Ich denke mal, das so eine Weiterbildung *sehr* anstrengend ist und (meine mich erinnern zu können) das > 50% aller Teilnehmer vor Beendigung die Ausbildung abbrechen.

Über Anerkennung und Kosten kannst du ruhig mal unverbindlich das Arbeitsamt oder den Anbieter der Kurse fragen.
(Wenn es jemand schafft nach 15 Monaten einen guten Abschluß hinzulegen, ist dies sicher Beweis für ein grosses Engagement und spielt bei der Bewertung einer möglichen Einstellung auch eine Rolle.)

Ciao Stefan

PS : Den Kommentaren des Doktors habe ich nichts hinzuzufügen.


----------



## tombe (10. August 2010)

Also wenn du dich bei einer Abendschule weiterbildest ist dagegen sicher nichts zu sagen. Doch das dir irgendein Chef dann einen extra hohen Stundelohn bezahlt weil du so fit in dem Bereich bist. Darauf würde ich nicht hoffen. Diese Zertifikate haben soweit ich es mitbekommen habe am Arbeitsmarkt kein so hohes Ansehen.

Was die Faulheit angeht, so muss ich zu meiner Schande zugeben, das ich auch oft damit zu kämpfen habe.
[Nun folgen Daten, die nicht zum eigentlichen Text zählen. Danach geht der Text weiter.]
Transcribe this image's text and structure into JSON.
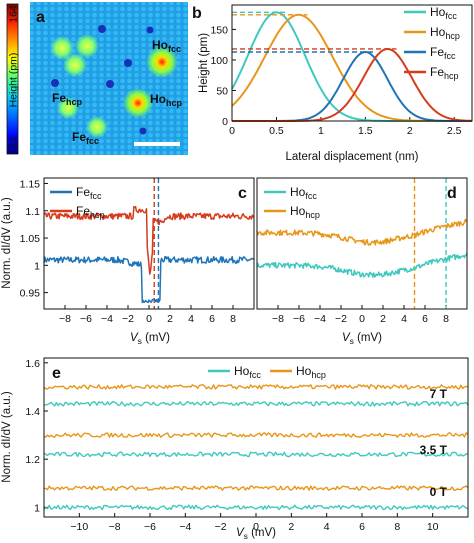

Das hat mir in meinem Leben sicher schon so manche Chance versaut.

Es hilft hier wirklich nur eins: Arschbacken zusammenkneifen und zeigen was man kann. Die heutige Zeit macht es dir sicher nicht leichter auf diese Art etwas zu erreichen. Doch früher ober später wird es sich bezahlt machen. Du musst halt nur zeigen das du arbeiten willst und das du die Arbeit auch anständig und richtig machst.

Gruß Thomas


----------



## one6666 (11. August 2010)

Hallo @ All,

sind wir uns ja alle drüber einig das so ein Zertifikat keinen hohen Stellenwert hat,
gibt zwar noch Alternativen zb. Techniker(ABI ist gleich mit drin) dauert aber 4 Jahre und ich müsste erst den Realschulabschluss dafür machen, also auch nicht möglich weil keiner dafür zahlt.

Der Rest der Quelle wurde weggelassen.